Comme pour le navigateur Charlie Dalin, ce que cette trajectoire laisse n’est pas d’abord un palmarès, mais un exemple : celui d’un homme qui a prouvé qu’on pouvait réussir sans renier ses valeurs, et toucher au sommet après des décennies de travail obscur.

Le silence d’un combat

Le plus remarquable tient peut-être à ce qu’il n’a pas dit. Pendant trois ans et demi, Éric Roy a affronté la maladie tout en continuant d’exercer son métier au plus haut niveau, sans en faire état publiquement. Certains observateurs avaient noté une fatigue, ces derniers mois ; nul n’en connaissait la cause. Il a choisi de continuer, simplement, là où d’autres se seraient arrêtés.

Le cancer du pancréas reste l’un des plus difficiles à soigner, souvent diagnostiqué tard. Qu’un homme ait pu, des années durant, mener une équipe en Ligue des champions tout en le combattant force le respect — sans qu’on ait besoin d’en faire un récit héroïque qu’il n’aurait sans doute pas revendiqué.

Dans les heures qui ont suivi l’annonce, les hommages se sont multipliés, des clubs qu’il avait servis jusqu’à la Ligue de football professionnel. « Un homme du football comme on en croise peu », a réagi Didier Deschamps, qui le comptait parmi ses amis. À l’image d’autres figures de la fidélité discrète, Éric Roy laisse le souvenir d’une présence droite, plus attachée aux actes qu’aux mots.

Ce qui demeure

Reste l’image d’un homme qui aura tout connu du football — la gloire d’une finale européenne, l’ombre des bureaux, l’ivresse d’une nuit de Ligue des champions arrachée à 56 ans — et qui aura traversé tout cela avec la même constance.

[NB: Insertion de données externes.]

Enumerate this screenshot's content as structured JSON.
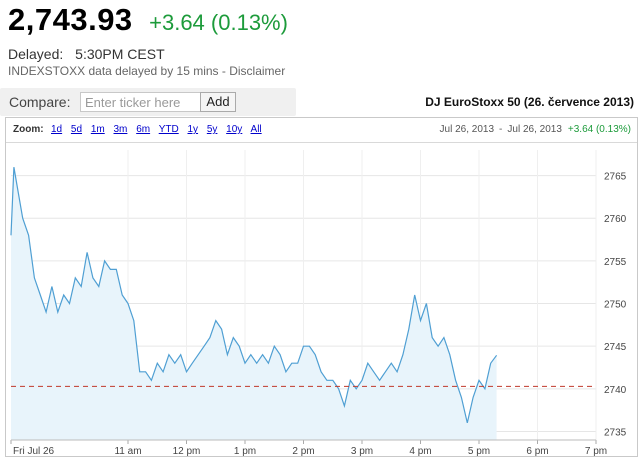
{
  "quote": {
    "price": "2,743.93",
    "change": "+3.64 (0.13%)",
    "delayed_label": "Delayed:",
    "delayed_time": "5:30PM CEST",
    "source_note": "INDEXSTOXX data delayed by 15 mins - Disclaimer"
  },
  "compare": {
    "label": "Compare:",
    "placeholder": "Enter ticker here",
    "button": "Add"
  },
  "chart": {
    "title": "DJ EuroStoxx 50 (26. července 2013)",
    "zoom_label": "Zoom:",
    "zoom_options": [
      "1d",
      "5d",
      "1m",
      "3m",
      "6m",
      "YTD",
      "1y",
      "5y",
      "10y",
      "All"
    ],
    "range_start": "Jul 26, 2013",
    "range_sep": "-",
    "range_end": "Jul 26, 2013",
    "range_change": "+3.64 (0.13%)"
  },
  "colors": {
    "positive": "#1d9b3b",
    "line": "#4f9fd3",
    "fill": "#e8f4fb",
    "prev_close_line": "#c0392b",
    "link": "#0000cc"
  },
  "chart_data": {
    "type": "area",
    "x_ticks": [
      "Fri Jul 26",
      "11 am",
      "12 pm",
      "1 pm",
      "2 pm",
      "3 pm",
      "4 pm",
      "5 pm",
      "6 pm",
      "7 pm"
    ],
    "y_ticks": [
      "2765",
      "2760",
      "2755",
      "2750",
      "2745",
      "2740",
      "2735"
    ],
    "ylim": [
      2734,
      2768
    ],
    "previous_close": 2740.29,
    "x": [
      9.0,
      9.05,
      9.1,
      9.2,
      9.3,
      9.4,
      9.5,
      9.6,
      9.7,
      9.8,
      9.9,
      10.0,
      10.1,
      10.2,
      10.3,
      10.4,
      10.5,
      10.6,
      10.7,
      10.8,
      10.9,
      11.0,
      11.1,
      11.2,
      11.3,
      11.4,
      11.5,
      11.6,
      11.7,
      11.8,
      11.9,
      12.0,
      12.1,
      12.2,
      12.3,
      12.4,
      12.5,
      12.6,
      12.7,
      12.8,
      12.9,
      13.0,
      13.1,
      13.2,
      13.3,
      13.4,
      13.5,
      13.6,
      13.7,
      13.8,
      13.9,
      14.0,
      14.1,
      14.2,
      14.3,
      14.4,
      14.5,
      14.6,
      14.7,
      14.8,
      14.9,
      15.0,
      15.1,
      15.2,
      15.3,
      15.4,
      15.5,
      15.6,
      15.7,
      15.8,
      15.9,
      16.0,
      16.1,
      16.2,
      16.3,
      16.4,
      16.5,
      16.6,
      16.7,
      16.8,
      16.9,
      17.0,
      17.1,
      17.2,
      17.3
    ],
    "y": [
      2758,
      2766,
      2764,
      2760,
      2758,
      2753,
      2751,
      2749,
      2752,
      2749,
      2751,
      2750,
      2753,
      2752,
      2756,
      2753,
      2752,
      2755,
      2754,
      2754,
      2751,
      2750,
      2748,
      2742,
      2742,
      2741,
      2743,
      2742,
      2744,
      2743,
      2744,
      2742,
      2743,
      2744,
      2745,
      2746,
      2748,
      2747,
      2744,
      2746,
      2745,
      2743,
      2744,
      2743,
      2744,
      2743,
      2745,
      2744,
      2742,
      2743,
      2743,
      2745,
      2745,
      2744,
      2742,
      2741,
      2741,
      2740,
      2738,
      2741,
      2740,
      2741,
      2743,
      2742,
      2741,
      2742,
      2743,
      2742,
      2744,
      2747,
      2751,
      2748,
      2750,
      2746,
      2745,
      2746,
      2744,
      2741,
      2739,
      2736,
      2739,
      2741,
      2740,
      2743,
      2743.93
    ]
  }
}
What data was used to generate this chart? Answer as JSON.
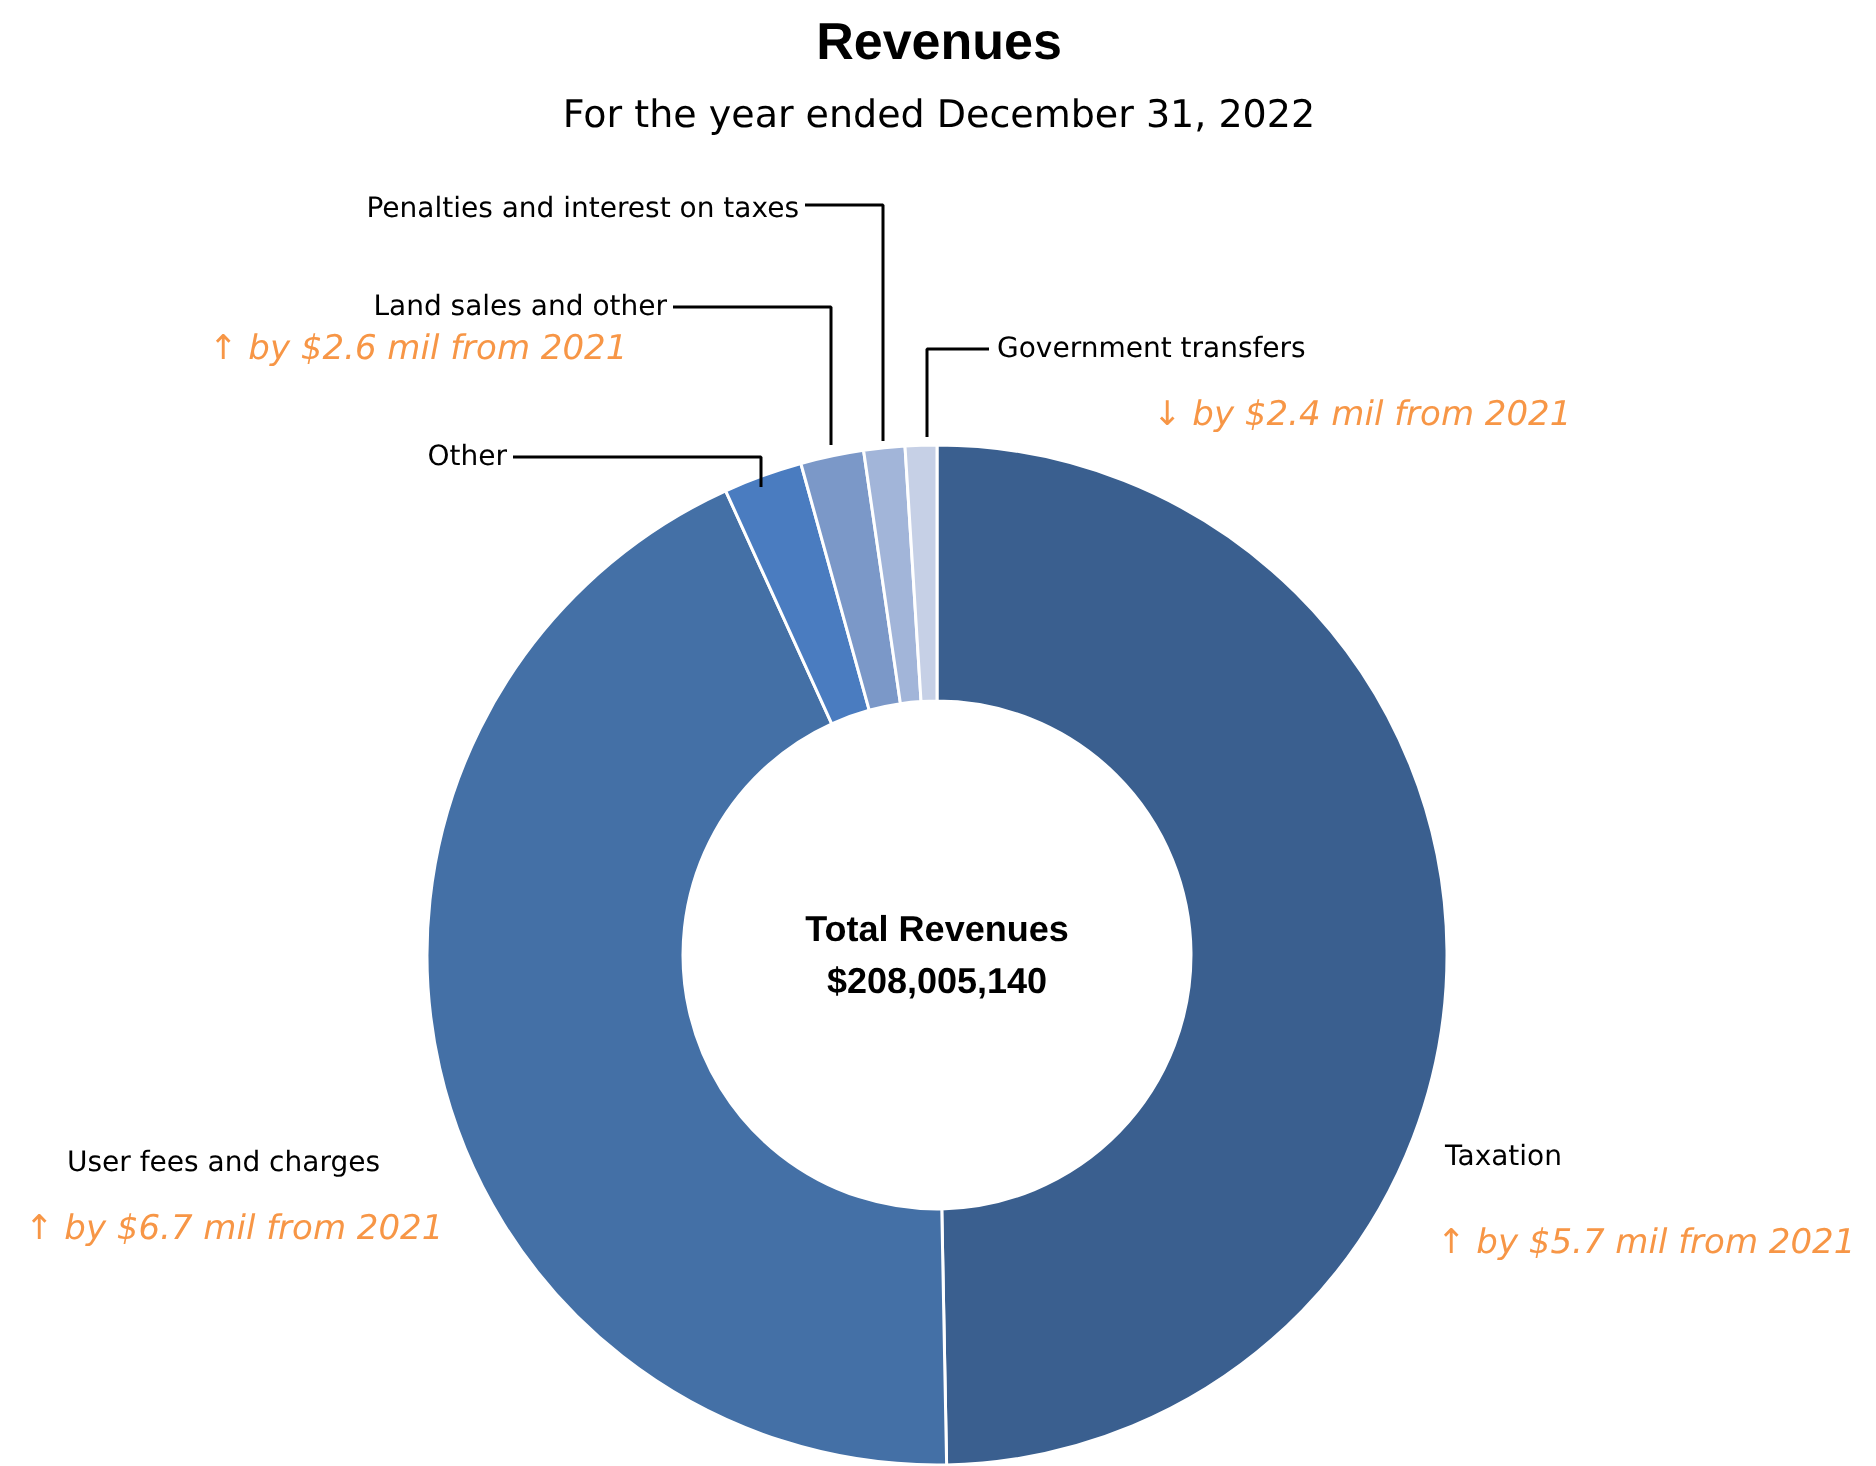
{
  "chart_data": {
    "type": "donut",
    "title": "Revenues",
    "subtitle": "For the year ended December 31, 2022",
    "categories": [
      "Taxation",
      "User fees and charges",
      "Other",
      "Land sales and other",
      "Penalties and interest on taxes",
      "Government transfers"
    ],
    "values": [
      49.7,
      43.5,
      2.5,
      2.0,
      1.3,
      1.0
    ],
    "colors": [
      "#3a5f8f",
      "#4470a6",
      "#4a7cc0",
      "#7b98c8",
      "#a2b5d9",
      "#c6d0e6"
    ],
    "annotations": [
      "↑ by $2.6 mil from 2021",
      "↓ by $2.4 mil from 2021",
      "↑ by $6.7 mil from 2021",
      "↑ by $5.7 mil from 2021",
      "Total Revenues\n$208,005,140"
    ]
  }
}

Pour ceux qui l’ont côtoyé, à Nice, à Marseille, à Brest, il restera celui qui ne trichait pas. C’est peut-être l’héritage le plus simple, et le plus rare : avoir donné aux siens l’exemple d’une vie tenue jusqu’au bout, sans bruit.

Repères

  • Né le 26 septembre 1967 à Nice.
  • Décédé le 17 juin 2026, à 58 ans, des suites d’un cancer du pancréas.
  • Joueur (1988-2004) : OGC Nice, Sporting Toulon Var, Olympique lyonnais, Olympique de Marseille, Sunderland, ESTAC Troyes, Rayo Vallecano. Finaliste de la Coupe UEFA en 1999 avec l’OM.
  • Dirigeant et entraîneur à l’OGC Nice : entraîneur (2010-2011), puis directeur sportif, manager, directeur du marketing et du développement.
  • Stade Brestois (à partir de janvier 2023) : maintien, puis 3e de Ligue 1 en 2023-2024 et qualification historique en Ligue des champions ; Trophée UNFP du meilleur entraîneur (2024) et entraîneur français de l’année France Football (2024).

Hommages et obsèques

À ce stade, les obsèques d’Éric Roy n’ont pas été rendues publiques par sa famille. Plusieurs clubs qu’il a servis — le Stade Brestois, l’OGC Nice, l’Olympique de Marseille, l’Olympique lyonnais — ont annoncé des hommages, et une minute de silence est prévue sur les terrains professionnels lors de la prochaine journée de championnat. Nous mettrons cette information à jour dès que des modalités officielles de recueillement seront communiquées.